Lecture Course (260172 VO), March - May 2014:

Lectures: Tuesday 16:15 - 18:15 hrs,

Exercise Class: Thursday 13:00 -14:00 hrs Changes to the Schedule

at ESI, Schrödinger Lecture Hall. Course Website (includes Lecture Notes)

Description of Course Content: Flyer

- Tensor products and the formulation of many-body quantum mechanics
- Identical particles and statistics
- Fock spaces and second quantization
- Bogolubov transformations
- Quasi-free states
- Quadratic Hamiltonians
- The Bogolubov variational principle
- The Bogolubov approximation for bosonic systems
- Fermionic systems and the BCS and Hartree-Fock-Bogolubov models

The lectures introduce the formalism and concepts of many-body quantum mechanics. The basic notions of Hilbert spaces and operators as well as the principles of quantum mechanics will be reviewed. In particular, the concept of many-body systems and the notion of indistinguishable particles will be discussed and bosons and fermions will be introduced.

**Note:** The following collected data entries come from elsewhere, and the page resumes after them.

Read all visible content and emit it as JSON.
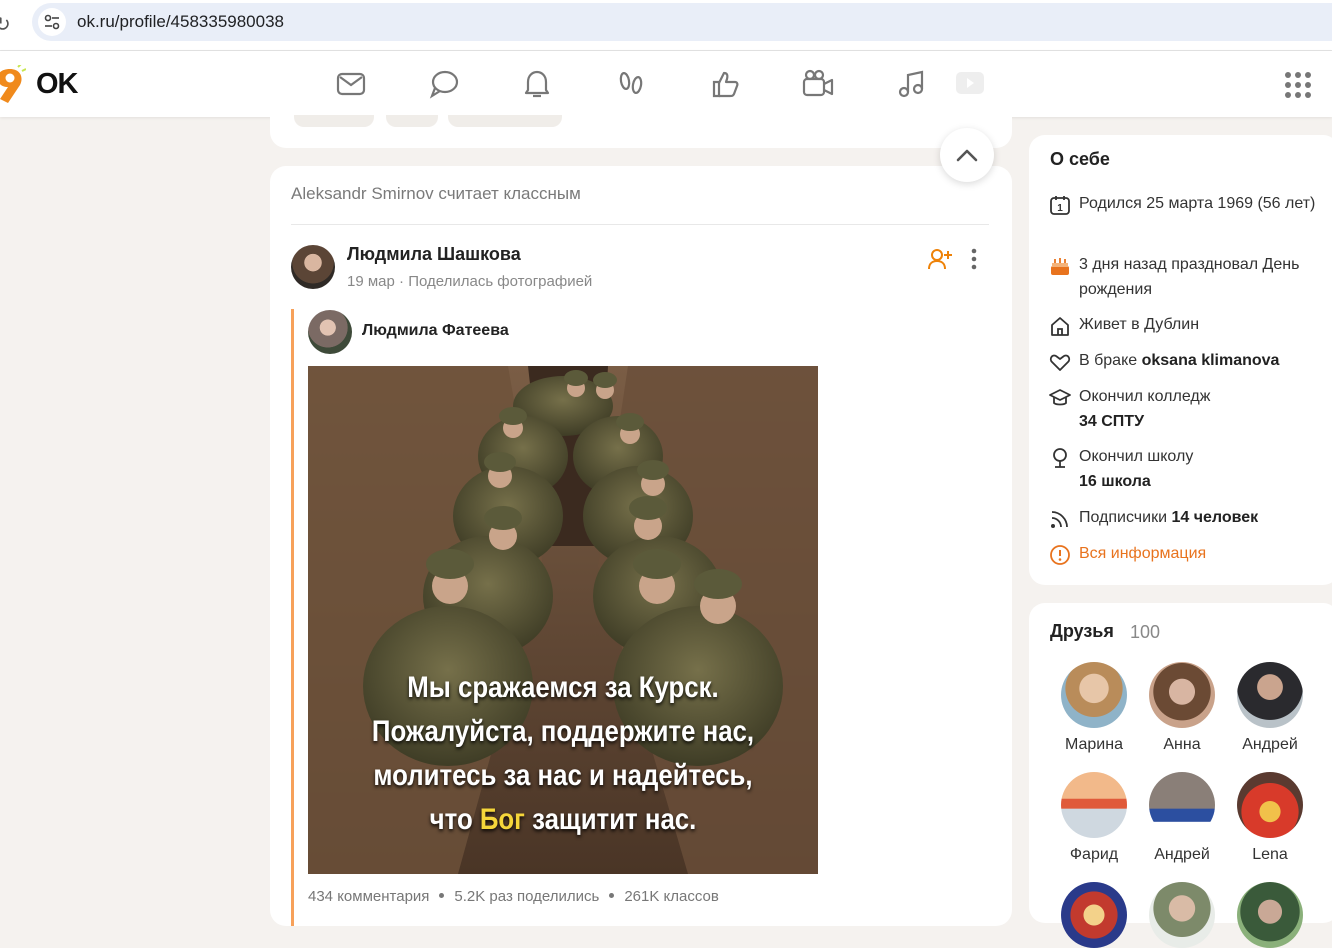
{
  "browser": {
    "url": "ok.ru/profile/458335980038"
  },
  "header": {
    "logo_text": "OK"
  },
  "feed": {
    "liked_by": "Aleksandr Smirnov считает классным",
    "post": {
      "author": "Людмила Шашкова",
      "date": "19 мар",
      "action": "Поделилась фотографией",
      "repost_author": "Людмила Фатеева",
      "photo_caption": {
        "line1": "Мы сражаемся за Курск.",
        "line2": "Пожалуйста, поддержите нас,",
        "line3": "молитесь за нас и надейтесь,",
        "line4_pre": "что ",
        "line4_hl": "Бог",
        "line4_post": " защитит нас."
      },
      "stats": {
        "comments": "434 комментария",
        "shares": "5.2K раз поделились",
        "likes": "261K классов"
      }
    }
  },
  "about": {
    "title": "О себе",
    "born": "Родился 25 марта 1969 (56 лет)",
    "birthday": "3 дня назад праздновал День рождения",
    "lives": "Живет в Дублин",
    "married_pre": "В браке",
    "married_name": "oksana klimanova",
    "college_label": "Окончил колледж",
    "college_name": "34 СПТУ",
    "school_label": "Окончил школу",
    "school_name": "16 школа",
    "subs_label": "Подписчики",
    "subs_value": "14 человек",
    "all_info": "Вся информация"
  },
  "friends": {
    "title": "Друзья",
    "count": "100",
    "list": [
      {
        "name": "Марина"
      },
      {
        "name": "Анна"
      },
      {
        "name": "Андрей"
      },
      {
        "name": "Фарид"
      },
      {
        "name": "Андрей"
      },
      {
        "name": "Lena"
      }
    ]
  },
  "colors": {
    "accent": "#ee8208",
    "link": "#e8731e"
  }
}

This requires introducing tensor products of Hilbert spaces and simple representations of the permutation group. Some time will be spent on semibounded operators and the min-max principle for describing their eigenvalues below the continuum. The general theory will be applied to Schrödinger operators. The lectures will, however, not give a full account of spectral theory. The formalism of second quantization will be introduced and basic properties of many-body quantum states will be analyzed. In particular we will discuss their one- and two-particle reduced density matrices and their eigenvalues. Different classes of states will be discussed and, in particular, the notion of quasi-free states and Bogolubov transformations will be introduced and analyzed. The role of quasi-free states as equilibrium states of quadratic Hamiltonians will be emphasized and the method of diagonalizing these using Bogolubov transformations will be described. This leads to introducing the Bardeen-Cooper-Schrieffer theory or more generally the Bogolubov-Hartree-Fock theory for fermions and the Bogolubov theory for bosons. Hopefully time will permit to consider the theory applied to simple physical systems to illustrate such phenomena as super-conductivity and super-fluidity.